Это была последняя операция, когда дивизион выступал как отдельный. На фронте образовали две бригады по четыре дивизиона. Я сформировал еще один дивизион, выделив для него сержантов. Их у меня было с лишком. Техника – мура. С ней проблем не было.

Я поначалу попал в 7-ю бригаду. Ей командовал майор Михаил Григорьевич Григорьев. Он был честный и порядочный человек, даже с гипертрофированным понятием о чести. Мы с ним дружили еще до того, как он стал моим начальником, очень хорошие отношения сохранились и потом. После войны он стал генерал-полковником, умер от рака легкого двенадцатого ноября 1981 года. Курил – жуть, не выпускал папиросы изо рта. Старший сын у него был полковником. Григорьев держал его на севере. Я Михаилу Григорьевичу говорил:

– Ну, сколько можно его там держать…

– Ничего-ничего…

В книге «Ракетчики» (сборник Григорьев М.Г. и др. ДОСААФ, 1979) на стр. 71 сказано:

«В приказе от 23 марта 1943 года по 7-й гвардейской бригаде реактивной артиллерии, которой командовал в то время гвардии майор М.Г. Григорьев, отмечались боевые подвиги личного состава дивизионов Б.А. Белова и И.С. Косова по прорыву укрепленной обороны противника в полосе наступления 374-й стрелковой дивизии Волховского фронта».

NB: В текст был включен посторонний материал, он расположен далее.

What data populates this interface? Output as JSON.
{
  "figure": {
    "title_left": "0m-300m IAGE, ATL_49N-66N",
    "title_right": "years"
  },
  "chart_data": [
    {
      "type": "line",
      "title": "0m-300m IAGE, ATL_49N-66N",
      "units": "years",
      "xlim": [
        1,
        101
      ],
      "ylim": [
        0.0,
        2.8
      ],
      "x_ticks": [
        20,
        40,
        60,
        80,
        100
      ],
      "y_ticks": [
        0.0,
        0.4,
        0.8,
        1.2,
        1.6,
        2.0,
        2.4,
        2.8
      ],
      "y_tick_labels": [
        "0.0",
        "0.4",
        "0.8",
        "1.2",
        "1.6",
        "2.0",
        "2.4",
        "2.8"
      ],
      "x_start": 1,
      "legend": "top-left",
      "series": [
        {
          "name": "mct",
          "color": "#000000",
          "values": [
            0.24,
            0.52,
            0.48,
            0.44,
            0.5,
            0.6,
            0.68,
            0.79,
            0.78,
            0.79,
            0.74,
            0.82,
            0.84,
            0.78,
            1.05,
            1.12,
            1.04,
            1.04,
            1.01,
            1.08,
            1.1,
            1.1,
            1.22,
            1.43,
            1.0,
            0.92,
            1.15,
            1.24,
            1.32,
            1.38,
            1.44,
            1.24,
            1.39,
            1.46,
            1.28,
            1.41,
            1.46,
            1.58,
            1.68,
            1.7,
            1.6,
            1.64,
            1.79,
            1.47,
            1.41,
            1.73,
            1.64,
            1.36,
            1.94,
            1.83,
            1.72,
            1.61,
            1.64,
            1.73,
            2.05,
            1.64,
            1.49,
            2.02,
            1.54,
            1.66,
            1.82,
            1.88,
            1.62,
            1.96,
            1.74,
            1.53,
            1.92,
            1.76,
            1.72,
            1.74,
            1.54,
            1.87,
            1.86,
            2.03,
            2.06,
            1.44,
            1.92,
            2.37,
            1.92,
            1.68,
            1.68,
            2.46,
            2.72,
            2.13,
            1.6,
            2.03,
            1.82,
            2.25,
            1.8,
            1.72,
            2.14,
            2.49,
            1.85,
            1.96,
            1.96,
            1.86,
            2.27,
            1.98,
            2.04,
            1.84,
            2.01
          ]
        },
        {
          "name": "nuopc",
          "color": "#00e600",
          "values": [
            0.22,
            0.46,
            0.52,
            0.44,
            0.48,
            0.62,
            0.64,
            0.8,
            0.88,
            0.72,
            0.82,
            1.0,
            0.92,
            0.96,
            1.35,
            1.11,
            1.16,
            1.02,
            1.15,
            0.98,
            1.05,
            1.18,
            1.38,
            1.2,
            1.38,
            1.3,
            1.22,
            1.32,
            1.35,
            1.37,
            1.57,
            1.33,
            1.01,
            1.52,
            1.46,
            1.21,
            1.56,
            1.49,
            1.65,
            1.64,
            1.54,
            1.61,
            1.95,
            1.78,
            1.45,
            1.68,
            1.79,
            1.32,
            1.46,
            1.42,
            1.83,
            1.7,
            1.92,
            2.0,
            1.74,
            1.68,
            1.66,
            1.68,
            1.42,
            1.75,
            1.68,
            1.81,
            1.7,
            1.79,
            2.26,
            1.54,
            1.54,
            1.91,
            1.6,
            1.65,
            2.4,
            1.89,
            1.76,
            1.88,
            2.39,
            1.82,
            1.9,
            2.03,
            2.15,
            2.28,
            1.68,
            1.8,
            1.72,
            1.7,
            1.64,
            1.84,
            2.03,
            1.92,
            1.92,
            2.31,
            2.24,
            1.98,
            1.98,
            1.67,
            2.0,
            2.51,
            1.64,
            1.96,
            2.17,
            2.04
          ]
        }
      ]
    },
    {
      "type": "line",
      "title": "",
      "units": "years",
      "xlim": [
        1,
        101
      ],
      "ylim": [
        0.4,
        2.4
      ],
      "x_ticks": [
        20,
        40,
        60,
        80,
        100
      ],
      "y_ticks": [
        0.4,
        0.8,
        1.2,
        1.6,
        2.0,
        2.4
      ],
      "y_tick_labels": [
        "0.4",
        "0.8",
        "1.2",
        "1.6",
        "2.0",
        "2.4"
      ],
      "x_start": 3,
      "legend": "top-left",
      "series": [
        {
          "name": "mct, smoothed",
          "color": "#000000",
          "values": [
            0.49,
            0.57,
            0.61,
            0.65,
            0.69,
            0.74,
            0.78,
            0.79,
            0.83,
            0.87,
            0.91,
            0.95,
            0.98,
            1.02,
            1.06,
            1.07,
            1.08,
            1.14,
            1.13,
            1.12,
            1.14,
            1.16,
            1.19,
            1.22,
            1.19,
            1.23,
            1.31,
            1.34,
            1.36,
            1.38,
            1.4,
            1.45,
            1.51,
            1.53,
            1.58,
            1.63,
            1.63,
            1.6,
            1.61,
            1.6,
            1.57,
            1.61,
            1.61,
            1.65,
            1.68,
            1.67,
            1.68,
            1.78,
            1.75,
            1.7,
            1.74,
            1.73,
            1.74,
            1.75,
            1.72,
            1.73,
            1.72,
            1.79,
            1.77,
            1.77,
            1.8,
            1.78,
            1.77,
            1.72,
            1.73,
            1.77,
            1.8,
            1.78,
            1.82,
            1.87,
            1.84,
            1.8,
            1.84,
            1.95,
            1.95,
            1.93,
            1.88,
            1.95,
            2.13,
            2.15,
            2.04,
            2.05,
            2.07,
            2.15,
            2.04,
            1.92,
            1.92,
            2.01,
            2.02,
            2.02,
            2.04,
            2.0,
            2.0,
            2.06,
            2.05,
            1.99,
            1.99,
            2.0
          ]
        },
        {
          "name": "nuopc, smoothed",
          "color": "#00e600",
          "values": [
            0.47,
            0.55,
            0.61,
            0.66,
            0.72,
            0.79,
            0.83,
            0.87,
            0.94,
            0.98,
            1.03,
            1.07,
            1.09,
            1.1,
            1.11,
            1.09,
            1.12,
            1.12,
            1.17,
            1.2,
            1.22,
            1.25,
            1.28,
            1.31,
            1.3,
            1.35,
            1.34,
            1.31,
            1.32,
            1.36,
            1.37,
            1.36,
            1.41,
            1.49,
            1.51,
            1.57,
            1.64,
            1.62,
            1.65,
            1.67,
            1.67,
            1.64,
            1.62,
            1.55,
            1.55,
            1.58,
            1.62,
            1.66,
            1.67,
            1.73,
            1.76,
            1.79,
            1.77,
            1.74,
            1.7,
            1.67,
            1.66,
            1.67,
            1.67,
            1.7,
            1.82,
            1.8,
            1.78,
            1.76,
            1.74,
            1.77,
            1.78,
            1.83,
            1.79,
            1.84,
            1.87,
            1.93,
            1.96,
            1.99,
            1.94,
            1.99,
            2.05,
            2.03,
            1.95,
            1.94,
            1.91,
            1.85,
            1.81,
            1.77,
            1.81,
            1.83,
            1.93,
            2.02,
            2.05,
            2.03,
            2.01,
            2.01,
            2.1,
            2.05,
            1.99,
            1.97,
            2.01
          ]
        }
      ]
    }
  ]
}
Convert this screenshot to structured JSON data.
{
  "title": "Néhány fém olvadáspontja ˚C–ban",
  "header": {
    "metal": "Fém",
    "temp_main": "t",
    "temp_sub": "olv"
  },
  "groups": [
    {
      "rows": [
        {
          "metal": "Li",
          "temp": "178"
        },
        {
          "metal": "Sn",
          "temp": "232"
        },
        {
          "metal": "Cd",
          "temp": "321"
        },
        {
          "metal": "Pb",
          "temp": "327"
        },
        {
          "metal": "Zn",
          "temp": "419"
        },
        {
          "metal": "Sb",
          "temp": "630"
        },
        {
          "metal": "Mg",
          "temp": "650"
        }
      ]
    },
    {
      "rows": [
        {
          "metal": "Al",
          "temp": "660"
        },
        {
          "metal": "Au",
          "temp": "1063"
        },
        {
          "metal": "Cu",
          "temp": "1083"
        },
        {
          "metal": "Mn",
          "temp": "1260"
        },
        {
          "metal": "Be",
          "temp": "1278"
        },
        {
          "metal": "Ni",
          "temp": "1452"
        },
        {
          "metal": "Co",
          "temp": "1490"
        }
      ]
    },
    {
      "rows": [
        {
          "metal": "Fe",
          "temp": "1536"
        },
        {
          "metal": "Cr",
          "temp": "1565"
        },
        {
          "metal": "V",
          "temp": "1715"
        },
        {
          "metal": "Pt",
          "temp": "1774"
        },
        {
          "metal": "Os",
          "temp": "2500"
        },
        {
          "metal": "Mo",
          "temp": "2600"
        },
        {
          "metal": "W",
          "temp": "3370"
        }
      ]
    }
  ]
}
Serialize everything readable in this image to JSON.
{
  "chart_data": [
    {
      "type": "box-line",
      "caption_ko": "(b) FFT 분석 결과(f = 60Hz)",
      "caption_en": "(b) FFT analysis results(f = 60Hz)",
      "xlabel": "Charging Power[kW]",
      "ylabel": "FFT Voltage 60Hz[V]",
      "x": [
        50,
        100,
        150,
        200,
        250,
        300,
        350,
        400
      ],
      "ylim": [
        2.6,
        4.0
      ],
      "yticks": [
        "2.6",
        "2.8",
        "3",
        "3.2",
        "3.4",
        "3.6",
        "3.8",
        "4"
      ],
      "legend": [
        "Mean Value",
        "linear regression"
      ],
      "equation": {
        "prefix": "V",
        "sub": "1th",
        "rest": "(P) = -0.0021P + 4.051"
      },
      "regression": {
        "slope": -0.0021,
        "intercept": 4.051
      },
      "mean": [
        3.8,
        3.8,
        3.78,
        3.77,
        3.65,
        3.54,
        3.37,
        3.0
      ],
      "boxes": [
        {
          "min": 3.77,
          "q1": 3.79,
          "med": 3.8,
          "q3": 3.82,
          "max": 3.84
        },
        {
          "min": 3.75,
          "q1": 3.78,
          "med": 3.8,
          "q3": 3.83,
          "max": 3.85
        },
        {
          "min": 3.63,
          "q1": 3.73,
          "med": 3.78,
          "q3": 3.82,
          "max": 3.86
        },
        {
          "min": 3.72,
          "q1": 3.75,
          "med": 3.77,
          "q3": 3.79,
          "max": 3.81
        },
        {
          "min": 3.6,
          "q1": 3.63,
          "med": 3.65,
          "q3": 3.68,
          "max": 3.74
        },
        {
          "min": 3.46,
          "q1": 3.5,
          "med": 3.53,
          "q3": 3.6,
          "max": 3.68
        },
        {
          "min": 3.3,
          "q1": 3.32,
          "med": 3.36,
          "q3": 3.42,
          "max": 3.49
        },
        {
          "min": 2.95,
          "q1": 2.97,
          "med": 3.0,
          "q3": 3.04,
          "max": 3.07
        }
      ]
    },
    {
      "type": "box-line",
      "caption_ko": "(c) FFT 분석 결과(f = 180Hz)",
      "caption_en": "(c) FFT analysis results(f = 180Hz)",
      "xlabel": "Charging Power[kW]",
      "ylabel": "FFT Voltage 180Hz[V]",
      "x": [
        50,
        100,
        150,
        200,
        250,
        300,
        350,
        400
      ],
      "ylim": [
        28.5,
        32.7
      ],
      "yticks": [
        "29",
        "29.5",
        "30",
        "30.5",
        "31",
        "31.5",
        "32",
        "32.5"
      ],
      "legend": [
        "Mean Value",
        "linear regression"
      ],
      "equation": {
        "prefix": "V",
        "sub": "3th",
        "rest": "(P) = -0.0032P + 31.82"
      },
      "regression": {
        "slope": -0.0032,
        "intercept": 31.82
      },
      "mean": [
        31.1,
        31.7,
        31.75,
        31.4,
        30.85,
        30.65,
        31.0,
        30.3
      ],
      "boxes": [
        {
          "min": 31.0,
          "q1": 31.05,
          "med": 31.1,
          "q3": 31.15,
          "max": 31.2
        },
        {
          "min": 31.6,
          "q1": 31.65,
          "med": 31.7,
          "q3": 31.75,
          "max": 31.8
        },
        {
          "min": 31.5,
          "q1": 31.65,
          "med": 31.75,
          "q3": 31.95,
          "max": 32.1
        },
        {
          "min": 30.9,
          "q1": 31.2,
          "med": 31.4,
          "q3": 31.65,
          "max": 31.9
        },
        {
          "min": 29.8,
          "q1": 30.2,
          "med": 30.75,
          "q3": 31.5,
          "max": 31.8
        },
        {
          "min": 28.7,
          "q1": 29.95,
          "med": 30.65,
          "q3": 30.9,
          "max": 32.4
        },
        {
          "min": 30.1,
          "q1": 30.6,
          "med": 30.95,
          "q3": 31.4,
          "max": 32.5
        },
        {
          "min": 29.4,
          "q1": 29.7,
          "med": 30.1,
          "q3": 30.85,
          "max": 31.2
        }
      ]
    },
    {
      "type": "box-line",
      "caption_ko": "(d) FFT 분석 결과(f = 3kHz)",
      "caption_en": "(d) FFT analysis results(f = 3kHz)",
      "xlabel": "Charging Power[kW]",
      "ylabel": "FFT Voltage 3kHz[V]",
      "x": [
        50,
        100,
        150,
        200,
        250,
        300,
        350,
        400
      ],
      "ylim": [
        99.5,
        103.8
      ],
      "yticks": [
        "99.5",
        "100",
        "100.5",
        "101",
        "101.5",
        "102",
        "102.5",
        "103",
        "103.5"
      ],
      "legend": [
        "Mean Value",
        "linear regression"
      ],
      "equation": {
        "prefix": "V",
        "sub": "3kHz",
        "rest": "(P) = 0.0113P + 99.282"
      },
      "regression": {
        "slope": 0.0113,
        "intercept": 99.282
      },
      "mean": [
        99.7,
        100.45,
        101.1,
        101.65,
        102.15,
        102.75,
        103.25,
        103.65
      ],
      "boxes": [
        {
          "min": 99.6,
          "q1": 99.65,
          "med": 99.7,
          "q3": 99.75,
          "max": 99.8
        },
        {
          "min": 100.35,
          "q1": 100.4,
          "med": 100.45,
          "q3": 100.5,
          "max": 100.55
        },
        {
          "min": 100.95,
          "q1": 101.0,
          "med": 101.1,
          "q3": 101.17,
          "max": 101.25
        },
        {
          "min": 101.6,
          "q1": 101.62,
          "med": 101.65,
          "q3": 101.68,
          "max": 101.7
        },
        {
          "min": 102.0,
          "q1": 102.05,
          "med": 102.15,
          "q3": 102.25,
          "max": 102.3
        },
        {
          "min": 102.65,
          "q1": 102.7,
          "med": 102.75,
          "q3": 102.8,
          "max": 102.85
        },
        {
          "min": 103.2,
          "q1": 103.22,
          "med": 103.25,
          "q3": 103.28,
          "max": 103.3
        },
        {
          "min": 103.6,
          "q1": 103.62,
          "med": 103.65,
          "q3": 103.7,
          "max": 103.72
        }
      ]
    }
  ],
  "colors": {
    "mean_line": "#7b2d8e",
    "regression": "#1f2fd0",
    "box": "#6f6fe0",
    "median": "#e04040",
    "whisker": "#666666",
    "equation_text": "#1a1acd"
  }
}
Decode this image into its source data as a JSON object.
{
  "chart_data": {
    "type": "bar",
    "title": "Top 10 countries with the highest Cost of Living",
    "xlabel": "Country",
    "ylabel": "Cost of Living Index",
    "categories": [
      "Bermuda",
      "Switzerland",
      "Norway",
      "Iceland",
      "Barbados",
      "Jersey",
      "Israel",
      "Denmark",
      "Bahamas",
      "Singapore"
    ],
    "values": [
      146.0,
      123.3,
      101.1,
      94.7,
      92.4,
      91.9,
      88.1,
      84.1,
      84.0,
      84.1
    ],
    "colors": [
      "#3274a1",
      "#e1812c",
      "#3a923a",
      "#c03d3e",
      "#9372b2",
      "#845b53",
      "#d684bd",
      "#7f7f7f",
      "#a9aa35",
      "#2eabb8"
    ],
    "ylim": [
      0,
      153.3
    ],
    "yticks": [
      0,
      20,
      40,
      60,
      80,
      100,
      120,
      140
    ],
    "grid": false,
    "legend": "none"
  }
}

Потом меня перевели в 86-ю бригаду. Но здесь я пробыл совсем недолго.

16

На этом фронте у нас сзади был Волхов. Плохо было весной и летом. Немцы разбивали мосты. Мы кормились сушеной картошкой, сухарями, что закидывали на самолетах.

У нас в дивизионе было лучше других. Мой дивизионный интендант Пронин вырыл в деревне Концы хранилище для картошки, набрал бочек в отселенных от фронта деревнях. Получил в колхозах по нарядам картофель и капусту. Картошки завезли тонн двадцать, наквасили капусты. Другие ели мороженые овощи, а мы – нормальные.

Игорь Сергеевич здесь в который раз не прочь похвастать своей хозяйственной сметкой. Этим он мне сильно напоминает академика Алексея Николаевича Крылова. Прославленный кораблестроитель, математик и гироскопист в «Моих воспоминаниях» не упускает случая похвалиться удачно купленным в Гамбурге плащом, экономией на билетах при проезде через Германию и тому подобными свидетельствами своего здравого смысла и практичности.

У меня были тюменские охотники Зайцев и Ковалев и ненец Дерягин. Из маузера отшибали нос бегущей белке. Спрашиваю как-то Ковалева:

– Сколько зарабатывал до войны?

– Да в год до семидесяти тысяч…

Игорь Сергеевич понизил голос. Видать, и на войне такое считалось браконьерством: «Мои охотнички постреливали и лосей, и зайчишек. Как пойдут в лес – готово мясо. Хватало всем – и солдатам, и офицерам».